Os "isentões" são um tipo de "intelectuais da Internet" ainda mais preocupantes. Chegam mesmo a desqualificar Allan Kardec, porque se acham mais "kardequianos" do que o próprio Codificador. Pedem para que o pedagogo francês, falecido há 150 anos, passe a pensar como os "isentões", esses sim o "primor de objetividade, imparcialidade e compreensão de mundo". E olha que Kardec, em seu tempo, já previa os "monopolizadores do bom senso" que hoje se configuram nos "isentões espíritas".
O Brasil está no caos porque tivemos "intelectuais da Internet" puxando tanto para trás que a eleição presidencial acabou dando vitória a Jair Bolsonaro. Ele é um subproduto desse Brasil dissimulado, ganancioso mas metido a humilde, ignorante mas metido a intelectual, que falseia seus desejos, suas neuroses, seus traumas, seus preconceitos. Bolsonaro é o pesadelo que muitos não assumem - há vários bolsomínions enrustidos escondidos nas esquerdas, gritando "Lula Livre" só por gritar.
Temos gente ultraconservadora que não quer ser assim reconhecida. Daí que nossa direita é justamente a que se recusa a se assumir como tal. E vemos também os "espíritas à esquerda" com suas páginas caricaturais, forçando a barra num mimetismo "esquerdista" que entra em choque com as ideias ultraconservadoras de Chico Xavier, que apoiava até o trabalho exaustivo.
O que devemos ter não é gente querendo justificar as distorções e aberrações do nosso cotidiano. Nós não queremos ver gente inventando realismo para a surrealidade do nosso país. Nós não queremos, da mesma forma, que venham patrulhas do estabelecido defendendo ideias e medidas nefastas só porque elas vêm de pessoas de grande status, como governantes, tecnocratas, empresários do entretenimento etc.

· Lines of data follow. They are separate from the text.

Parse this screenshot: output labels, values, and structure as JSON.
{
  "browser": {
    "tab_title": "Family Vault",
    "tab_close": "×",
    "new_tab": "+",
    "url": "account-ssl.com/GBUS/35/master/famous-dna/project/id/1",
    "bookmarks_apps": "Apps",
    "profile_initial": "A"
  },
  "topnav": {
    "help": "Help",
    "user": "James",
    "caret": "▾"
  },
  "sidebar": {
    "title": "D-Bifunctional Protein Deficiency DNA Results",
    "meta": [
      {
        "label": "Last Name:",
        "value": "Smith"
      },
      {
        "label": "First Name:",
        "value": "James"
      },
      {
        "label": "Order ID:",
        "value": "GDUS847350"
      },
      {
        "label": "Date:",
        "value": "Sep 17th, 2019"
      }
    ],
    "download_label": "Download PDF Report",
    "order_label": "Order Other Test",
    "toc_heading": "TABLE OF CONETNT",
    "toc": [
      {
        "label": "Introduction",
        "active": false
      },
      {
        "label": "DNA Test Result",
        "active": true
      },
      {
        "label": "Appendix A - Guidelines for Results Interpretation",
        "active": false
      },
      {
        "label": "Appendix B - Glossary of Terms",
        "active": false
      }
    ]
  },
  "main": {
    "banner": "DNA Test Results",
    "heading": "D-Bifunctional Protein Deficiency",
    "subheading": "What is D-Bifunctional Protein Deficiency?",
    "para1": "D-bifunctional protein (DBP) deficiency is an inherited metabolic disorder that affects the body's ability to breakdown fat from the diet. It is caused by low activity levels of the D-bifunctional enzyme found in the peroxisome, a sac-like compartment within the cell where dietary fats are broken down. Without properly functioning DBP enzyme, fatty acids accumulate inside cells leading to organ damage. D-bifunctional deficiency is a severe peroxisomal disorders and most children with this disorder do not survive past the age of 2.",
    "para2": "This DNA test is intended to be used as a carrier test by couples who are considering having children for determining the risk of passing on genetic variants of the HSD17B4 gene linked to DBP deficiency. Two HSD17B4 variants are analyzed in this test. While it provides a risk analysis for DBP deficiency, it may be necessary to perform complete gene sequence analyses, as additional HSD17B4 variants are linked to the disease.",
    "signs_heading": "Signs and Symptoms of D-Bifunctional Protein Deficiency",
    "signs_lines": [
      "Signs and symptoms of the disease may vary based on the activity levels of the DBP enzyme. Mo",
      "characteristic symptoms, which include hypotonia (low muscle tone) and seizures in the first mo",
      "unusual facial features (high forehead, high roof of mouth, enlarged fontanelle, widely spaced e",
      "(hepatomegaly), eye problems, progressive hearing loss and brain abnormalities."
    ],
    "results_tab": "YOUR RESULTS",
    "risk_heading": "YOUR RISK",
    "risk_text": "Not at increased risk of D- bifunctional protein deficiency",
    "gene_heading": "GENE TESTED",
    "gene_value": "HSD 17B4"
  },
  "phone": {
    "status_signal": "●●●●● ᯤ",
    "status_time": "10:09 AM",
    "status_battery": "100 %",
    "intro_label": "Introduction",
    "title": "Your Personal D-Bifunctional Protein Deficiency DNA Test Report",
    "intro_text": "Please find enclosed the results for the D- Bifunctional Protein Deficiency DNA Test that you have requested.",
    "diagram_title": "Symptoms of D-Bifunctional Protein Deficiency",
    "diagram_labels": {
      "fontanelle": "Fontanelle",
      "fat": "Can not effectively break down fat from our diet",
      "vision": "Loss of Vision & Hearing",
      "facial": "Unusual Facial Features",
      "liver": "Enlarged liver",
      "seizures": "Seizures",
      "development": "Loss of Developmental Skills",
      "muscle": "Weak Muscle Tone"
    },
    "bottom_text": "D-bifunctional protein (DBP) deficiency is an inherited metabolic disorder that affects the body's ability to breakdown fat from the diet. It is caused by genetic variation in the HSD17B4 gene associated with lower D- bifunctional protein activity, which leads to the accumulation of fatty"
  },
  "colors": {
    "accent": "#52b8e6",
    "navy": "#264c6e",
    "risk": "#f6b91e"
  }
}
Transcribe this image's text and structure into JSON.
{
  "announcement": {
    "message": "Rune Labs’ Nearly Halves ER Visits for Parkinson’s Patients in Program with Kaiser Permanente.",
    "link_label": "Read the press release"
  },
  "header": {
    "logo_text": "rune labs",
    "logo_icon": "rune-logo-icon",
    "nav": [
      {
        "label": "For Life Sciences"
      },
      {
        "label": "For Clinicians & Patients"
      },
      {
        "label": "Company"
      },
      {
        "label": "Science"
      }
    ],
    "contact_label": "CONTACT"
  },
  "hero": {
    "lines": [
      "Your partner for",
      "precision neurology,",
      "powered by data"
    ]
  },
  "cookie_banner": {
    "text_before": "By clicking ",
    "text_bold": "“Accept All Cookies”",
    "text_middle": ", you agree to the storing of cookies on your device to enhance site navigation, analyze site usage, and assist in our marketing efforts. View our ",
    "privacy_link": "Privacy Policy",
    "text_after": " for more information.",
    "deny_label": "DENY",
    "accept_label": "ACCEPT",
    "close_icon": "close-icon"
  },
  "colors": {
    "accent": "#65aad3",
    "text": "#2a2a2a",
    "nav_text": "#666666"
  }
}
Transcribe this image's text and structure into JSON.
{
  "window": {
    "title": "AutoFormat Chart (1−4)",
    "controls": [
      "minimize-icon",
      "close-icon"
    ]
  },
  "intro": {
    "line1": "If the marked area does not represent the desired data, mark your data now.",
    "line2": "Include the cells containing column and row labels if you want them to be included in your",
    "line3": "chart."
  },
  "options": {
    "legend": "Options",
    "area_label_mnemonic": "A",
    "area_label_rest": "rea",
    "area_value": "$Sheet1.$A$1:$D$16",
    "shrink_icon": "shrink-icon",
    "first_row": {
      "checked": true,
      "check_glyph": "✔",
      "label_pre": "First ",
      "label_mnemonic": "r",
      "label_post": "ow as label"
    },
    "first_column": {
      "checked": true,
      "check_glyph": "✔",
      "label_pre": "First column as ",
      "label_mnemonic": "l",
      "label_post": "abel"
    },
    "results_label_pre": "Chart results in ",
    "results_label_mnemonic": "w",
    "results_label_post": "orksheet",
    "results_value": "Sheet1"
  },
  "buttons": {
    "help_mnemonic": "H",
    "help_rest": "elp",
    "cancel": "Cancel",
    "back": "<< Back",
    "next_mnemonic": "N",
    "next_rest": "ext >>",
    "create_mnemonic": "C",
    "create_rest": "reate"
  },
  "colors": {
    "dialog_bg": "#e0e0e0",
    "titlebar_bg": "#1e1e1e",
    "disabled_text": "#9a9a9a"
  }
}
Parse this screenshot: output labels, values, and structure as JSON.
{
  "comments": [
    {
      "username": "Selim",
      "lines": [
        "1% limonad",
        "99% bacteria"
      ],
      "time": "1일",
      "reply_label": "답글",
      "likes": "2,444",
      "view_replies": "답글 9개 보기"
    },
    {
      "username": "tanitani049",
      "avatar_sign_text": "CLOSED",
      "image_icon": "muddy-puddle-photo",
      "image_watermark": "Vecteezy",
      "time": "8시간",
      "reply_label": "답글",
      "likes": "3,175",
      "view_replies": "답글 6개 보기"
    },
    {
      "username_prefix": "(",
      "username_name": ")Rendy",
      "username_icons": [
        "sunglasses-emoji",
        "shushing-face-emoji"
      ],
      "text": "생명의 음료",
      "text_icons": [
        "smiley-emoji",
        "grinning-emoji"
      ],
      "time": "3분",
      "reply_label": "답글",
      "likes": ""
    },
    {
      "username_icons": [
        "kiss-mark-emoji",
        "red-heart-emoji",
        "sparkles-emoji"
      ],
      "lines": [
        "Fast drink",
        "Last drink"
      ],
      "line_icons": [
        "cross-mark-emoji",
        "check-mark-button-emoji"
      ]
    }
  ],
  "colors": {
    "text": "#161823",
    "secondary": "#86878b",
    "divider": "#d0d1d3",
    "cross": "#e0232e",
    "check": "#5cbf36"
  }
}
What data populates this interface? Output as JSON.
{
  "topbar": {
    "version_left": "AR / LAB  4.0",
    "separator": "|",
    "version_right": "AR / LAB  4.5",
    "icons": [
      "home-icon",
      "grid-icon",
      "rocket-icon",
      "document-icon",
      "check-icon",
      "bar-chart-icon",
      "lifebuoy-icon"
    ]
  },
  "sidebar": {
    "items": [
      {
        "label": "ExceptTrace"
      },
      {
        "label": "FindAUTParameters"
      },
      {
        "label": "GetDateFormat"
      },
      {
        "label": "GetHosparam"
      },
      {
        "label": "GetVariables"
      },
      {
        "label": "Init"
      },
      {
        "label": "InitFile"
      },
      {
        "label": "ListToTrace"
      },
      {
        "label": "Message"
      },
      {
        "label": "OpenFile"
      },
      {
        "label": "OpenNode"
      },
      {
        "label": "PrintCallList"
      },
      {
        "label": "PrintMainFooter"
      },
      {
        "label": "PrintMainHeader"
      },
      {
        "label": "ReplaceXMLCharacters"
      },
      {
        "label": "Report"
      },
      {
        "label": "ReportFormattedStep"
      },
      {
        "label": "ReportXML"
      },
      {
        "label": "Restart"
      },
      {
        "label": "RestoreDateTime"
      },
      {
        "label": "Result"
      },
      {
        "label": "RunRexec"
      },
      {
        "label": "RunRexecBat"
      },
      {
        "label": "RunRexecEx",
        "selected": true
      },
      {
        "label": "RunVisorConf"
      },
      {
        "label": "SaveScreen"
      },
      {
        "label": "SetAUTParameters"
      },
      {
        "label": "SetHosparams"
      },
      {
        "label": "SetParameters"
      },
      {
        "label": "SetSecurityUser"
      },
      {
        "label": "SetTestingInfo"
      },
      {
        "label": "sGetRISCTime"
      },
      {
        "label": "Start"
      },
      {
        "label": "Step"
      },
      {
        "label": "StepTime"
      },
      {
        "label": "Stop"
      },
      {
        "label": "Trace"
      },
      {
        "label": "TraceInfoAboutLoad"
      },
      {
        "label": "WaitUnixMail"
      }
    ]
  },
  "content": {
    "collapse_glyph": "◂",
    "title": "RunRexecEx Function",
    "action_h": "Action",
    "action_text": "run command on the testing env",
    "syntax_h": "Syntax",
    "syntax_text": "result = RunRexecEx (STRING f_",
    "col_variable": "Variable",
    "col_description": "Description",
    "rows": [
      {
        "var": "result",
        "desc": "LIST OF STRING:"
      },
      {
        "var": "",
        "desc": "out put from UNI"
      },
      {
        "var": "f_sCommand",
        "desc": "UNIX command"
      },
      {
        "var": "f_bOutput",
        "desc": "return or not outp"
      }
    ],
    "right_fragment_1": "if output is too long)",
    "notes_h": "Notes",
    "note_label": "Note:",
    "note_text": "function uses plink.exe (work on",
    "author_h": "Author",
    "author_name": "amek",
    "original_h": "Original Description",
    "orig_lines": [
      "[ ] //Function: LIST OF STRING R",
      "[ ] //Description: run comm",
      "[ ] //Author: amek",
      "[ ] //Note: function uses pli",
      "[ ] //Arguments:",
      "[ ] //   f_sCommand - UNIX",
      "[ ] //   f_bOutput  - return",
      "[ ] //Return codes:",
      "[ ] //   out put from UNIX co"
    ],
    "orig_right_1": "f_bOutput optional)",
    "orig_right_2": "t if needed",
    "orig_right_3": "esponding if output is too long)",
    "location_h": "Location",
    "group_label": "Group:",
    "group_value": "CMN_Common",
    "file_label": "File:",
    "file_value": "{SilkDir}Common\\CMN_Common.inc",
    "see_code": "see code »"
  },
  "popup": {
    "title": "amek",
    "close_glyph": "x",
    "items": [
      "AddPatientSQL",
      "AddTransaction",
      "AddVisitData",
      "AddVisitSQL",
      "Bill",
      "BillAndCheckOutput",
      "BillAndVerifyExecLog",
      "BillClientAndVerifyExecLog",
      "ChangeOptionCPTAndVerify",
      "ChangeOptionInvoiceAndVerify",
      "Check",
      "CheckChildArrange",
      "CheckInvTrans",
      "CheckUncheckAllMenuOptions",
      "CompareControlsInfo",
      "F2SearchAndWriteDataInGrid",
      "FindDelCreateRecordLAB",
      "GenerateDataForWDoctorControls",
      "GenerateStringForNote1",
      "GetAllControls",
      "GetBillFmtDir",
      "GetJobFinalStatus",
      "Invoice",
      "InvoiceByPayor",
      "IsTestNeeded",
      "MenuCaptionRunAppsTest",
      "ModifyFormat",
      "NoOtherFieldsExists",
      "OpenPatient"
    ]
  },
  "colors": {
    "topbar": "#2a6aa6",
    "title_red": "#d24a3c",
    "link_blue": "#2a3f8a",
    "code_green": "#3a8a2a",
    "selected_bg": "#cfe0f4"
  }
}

Chega de ônibus padronizados, mulheres-objetos metidas a feministas, gírias impostas pela mídia comercial, e chega de ficar blindando o deturpado "espiritismo" do Brasil, como se essa deturpação fosse maior que a Codificação. Lembremos que Allan Kardec obteve suas descobertas gastando tudo de seu próprio dinheiro, e seu cientificismo não merece ser deixado para trás em prol de "médiuns" que viajam em aviões confortáveis e são blindados por aristocratas e colunistas sociais.
E chega dessa sub-intelectualidade de Internet que escreve sem parar para pensar. Até porque vai chegar um dia que esses "intelectuais" terão que correr contra o tempo para apagar mensagens que eles achavam válidas no momento em que foram escritas, mas que, com o tempo, lhes trarão traumas pela falta de sentido que se revelarão no futuro.